One of the key applications of integral calculus is finding the area under curves. In this case, to find the area between two curves, we use definite integrals.
Here's the basic approach:

• Identify the functions forming the curves.
• Determine the points of intersection, as these are the limits of integration.
• Integrate the difference between the upper and lower function over the given interval.

For the problem at hand, we used the curves defined by the equations \(x + 2y^2=0\) and \(x + 3y^2=1\). By solving them for \(x\), we identified the expressions \(-2y^2\) and \(1 - 3y^2\). The integral \( \int_{-1}^{1} ((1 - 3y^2) - (-2y^2)) \, dy = \int_{-1}^{1} (1 - y^2) \, dy \) represents the area between these curves. This integral simplifies the task of calculating the precise value of this area, emphasizing the utility of integral calculus in determining areas where complex geometrical shapes are involved.
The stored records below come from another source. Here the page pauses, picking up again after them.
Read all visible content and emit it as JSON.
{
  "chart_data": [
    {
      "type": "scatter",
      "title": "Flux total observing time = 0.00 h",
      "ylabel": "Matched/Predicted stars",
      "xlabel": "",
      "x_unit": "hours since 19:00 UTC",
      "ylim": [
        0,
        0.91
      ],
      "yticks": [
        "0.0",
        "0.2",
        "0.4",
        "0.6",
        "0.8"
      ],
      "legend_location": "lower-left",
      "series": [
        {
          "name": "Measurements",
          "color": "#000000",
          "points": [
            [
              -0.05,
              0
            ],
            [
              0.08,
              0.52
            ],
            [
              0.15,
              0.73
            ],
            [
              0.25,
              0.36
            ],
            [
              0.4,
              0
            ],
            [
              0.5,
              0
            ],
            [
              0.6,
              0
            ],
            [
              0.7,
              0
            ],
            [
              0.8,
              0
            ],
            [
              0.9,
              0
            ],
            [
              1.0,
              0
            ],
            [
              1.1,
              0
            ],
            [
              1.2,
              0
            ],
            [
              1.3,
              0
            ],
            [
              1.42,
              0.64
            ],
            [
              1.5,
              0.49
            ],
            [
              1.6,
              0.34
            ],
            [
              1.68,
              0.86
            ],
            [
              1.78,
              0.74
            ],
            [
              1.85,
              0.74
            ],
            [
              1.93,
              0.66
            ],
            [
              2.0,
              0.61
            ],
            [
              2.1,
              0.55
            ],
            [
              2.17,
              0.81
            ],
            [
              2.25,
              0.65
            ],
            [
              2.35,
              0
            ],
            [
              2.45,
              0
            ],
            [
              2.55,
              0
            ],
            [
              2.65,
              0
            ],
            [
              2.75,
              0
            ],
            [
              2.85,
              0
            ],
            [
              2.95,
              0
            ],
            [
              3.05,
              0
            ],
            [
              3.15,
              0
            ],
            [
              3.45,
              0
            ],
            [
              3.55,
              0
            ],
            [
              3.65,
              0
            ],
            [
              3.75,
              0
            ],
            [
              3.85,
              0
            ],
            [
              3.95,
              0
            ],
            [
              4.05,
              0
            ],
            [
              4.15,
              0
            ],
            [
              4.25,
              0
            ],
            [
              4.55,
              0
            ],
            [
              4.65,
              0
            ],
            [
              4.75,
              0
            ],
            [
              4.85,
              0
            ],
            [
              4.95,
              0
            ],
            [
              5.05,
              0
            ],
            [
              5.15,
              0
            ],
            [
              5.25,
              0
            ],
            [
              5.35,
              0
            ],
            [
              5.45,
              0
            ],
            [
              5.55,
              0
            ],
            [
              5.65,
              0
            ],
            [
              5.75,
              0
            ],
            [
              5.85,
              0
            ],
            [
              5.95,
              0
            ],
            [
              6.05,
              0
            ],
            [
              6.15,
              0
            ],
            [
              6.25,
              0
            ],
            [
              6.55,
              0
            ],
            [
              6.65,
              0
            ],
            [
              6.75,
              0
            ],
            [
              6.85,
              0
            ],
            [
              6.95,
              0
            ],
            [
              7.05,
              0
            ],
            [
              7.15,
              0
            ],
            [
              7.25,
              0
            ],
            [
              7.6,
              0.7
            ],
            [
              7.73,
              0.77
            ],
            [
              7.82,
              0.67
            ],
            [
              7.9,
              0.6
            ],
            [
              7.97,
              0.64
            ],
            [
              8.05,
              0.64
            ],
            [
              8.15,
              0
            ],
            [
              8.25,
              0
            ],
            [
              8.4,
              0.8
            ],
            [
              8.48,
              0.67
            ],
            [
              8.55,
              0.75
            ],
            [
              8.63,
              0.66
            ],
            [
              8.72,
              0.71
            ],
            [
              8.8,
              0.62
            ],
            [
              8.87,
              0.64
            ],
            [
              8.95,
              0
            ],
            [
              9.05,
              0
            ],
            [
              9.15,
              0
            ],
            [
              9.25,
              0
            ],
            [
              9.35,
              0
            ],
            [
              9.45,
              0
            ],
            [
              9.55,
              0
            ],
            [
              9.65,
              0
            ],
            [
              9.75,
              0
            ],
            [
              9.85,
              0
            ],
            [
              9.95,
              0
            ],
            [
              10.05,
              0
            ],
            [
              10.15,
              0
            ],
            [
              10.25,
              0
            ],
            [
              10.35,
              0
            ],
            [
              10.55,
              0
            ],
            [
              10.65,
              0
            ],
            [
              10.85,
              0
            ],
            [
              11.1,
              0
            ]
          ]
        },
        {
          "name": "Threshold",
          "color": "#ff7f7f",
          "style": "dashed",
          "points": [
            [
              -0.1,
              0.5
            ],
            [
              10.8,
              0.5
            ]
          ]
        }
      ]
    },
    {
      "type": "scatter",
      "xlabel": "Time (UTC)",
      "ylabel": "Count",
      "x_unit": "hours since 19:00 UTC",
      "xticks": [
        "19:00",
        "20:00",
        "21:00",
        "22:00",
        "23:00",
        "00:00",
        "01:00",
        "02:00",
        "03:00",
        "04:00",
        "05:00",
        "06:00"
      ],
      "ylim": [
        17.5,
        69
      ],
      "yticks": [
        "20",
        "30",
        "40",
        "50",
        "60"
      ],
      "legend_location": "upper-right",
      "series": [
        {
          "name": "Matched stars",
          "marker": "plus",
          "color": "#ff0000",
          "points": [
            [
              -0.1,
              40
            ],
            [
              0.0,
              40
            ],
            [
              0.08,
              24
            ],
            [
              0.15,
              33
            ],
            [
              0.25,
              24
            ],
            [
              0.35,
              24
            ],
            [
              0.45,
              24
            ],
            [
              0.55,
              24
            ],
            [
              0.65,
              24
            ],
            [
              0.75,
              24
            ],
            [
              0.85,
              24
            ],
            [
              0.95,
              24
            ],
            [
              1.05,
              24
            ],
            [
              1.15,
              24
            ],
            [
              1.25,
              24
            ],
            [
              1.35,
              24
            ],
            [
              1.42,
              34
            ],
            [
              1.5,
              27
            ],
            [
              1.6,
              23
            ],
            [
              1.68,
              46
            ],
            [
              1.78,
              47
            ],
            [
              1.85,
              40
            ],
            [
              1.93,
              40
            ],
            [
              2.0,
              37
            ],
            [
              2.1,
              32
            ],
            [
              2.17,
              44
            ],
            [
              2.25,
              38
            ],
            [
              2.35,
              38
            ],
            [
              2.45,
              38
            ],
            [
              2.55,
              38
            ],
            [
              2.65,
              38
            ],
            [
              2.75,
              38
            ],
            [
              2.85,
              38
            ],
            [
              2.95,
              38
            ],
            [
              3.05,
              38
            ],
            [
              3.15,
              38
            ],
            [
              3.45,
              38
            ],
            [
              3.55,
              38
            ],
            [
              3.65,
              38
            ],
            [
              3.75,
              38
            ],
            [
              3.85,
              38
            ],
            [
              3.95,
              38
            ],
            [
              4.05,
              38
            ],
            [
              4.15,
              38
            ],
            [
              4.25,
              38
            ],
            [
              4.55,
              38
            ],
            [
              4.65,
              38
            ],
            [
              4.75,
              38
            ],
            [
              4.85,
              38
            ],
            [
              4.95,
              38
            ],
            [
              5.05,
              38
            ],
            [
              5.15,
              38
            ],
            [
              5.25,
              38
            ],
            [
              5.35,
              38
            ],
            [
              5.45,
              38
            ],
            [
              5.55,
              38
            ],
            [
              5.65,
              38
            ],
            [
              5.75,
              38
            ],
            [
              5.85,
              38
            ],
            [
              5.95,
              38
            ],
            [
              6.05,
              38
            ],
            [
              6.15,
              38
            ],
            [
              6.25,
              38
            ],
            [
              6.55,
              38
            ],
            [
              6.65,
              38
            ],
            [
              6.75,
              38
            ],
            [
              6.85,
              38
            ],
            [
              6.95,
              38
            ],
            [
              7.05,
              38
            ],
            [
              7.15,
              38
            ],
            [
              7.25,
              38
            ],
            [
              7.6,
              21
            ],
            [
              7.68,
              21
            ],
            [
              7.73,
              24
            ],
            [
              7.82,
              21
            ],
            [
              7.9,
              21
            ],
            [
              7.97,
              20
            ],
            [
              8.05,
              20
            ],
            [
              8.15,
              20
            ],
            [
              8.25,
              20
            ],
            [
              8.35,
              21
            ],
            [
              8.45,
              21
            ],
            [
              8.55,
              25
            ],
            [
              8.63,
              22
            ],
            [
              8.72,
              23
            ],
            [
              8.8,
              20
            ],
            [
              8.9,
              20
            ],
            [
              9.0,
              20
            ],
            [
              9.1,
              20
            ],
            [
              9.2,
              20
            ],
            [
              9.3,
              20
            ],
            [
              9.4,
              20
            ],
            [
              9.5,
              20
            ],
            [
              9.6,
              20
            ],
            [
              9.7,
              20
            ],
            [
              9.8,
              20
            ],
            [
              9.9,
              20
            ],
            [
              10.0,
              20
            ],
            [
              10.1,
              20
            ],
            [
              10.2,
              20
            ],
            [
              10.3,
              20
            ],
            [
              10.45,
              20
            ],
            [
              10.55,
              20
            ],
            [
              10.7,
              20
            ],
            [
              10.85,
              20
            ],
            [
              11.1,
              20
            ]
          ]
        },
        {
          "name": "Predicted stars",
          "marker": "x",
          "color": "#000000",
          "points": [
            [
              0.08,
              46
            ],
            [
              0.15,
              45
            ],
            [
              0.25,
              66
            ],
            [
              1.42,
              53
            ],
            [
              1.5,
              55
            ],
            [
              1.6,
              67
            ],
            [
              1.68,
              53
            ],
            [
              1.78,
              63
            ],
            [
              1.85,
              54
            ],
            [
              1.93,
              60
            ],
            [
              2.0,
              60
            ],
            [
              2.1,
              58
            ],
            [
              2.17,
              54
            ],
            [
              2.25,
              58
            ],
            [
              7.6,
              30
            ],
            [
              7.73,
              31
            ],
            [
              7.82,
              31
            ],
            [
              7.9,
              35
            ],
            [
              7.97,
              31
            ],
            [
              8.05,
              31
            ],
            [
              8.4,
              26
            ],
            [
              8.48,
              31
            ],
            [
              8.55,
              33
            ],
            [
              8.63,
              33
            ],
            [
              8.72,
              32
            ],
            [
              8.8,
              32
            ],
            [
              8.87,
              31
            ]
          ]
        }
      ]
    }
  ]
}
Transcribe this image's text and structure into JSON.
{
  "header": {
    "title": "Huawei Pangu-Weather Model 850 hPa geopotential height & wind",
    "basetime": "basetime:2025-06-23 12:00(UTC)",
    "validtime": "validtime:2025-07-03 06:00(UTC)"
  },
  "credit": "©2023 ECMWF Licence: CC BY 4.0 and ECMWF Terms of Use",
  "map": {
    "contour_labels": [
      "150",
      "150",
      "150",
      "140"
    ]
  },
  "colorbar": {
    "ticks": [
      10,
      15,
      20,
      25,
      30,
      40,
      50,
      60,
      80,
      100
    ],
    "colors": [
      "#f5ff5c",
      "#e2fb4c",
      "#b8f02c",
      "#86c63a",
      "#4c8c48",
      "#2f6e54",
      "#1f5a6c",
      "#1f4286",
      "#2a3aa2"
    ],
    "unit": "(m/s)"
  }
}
The intersection of curves is a significant concept in geometry and calculus. It involves determining the points where two or more curves meet or cross each other. Understanding and finding these intersections helps in understanding the relationship between different curves.
Here's how the intersection process typically works:

• Start by expressing both curves in the same form, such as solving both equations for the same variable.
• Set the expressions equal to each other to find common solutions, which reveals intersecting points.
• Solve this resulting equation to find the values of the variables where intersections occur.

In our problem, the equations \(x = -2y^2\) and \(x = 1 - 3y^2\) were set equal, leading us to solve \(-2y^2 = 1 - 3y^2\). By rearranging, we discovered that \(y^2 = 1\), giving us the roots \(y = \pm 1\). These values were then used to find the \(x\) values at the intersection, which further helped in defining our integral limits.

Solving equations is a foundational skill in mathematics, consistently used to discover unknown values or verify solution properties. The process involves manipulating expressions to isolate variables, often used to find specific points such as intersections.
In the context of the given exercise, solving equations was central to several steps:

• Initially, both given equations were solved for \(x\) to facilitate comparison and integration.
• Subsequently, equating these expressions (\(-2y^2\) and \(1 - 3y^2\)) provided a means to solve for \(y\).
• Through algebraic manipulation, specifically isolating terms, we found \(y^2 = 1\), leading to solutions \(y = \pm 1\).

Solving such equations is critical in calculus for determining bounds of integration, which directly influence integral calculations. Mastery of these techniques allows seamless transition from problem setup to the application of calculus methods, particularly in tasks related to geometry or physics where curves and their intersections define much of the analysis.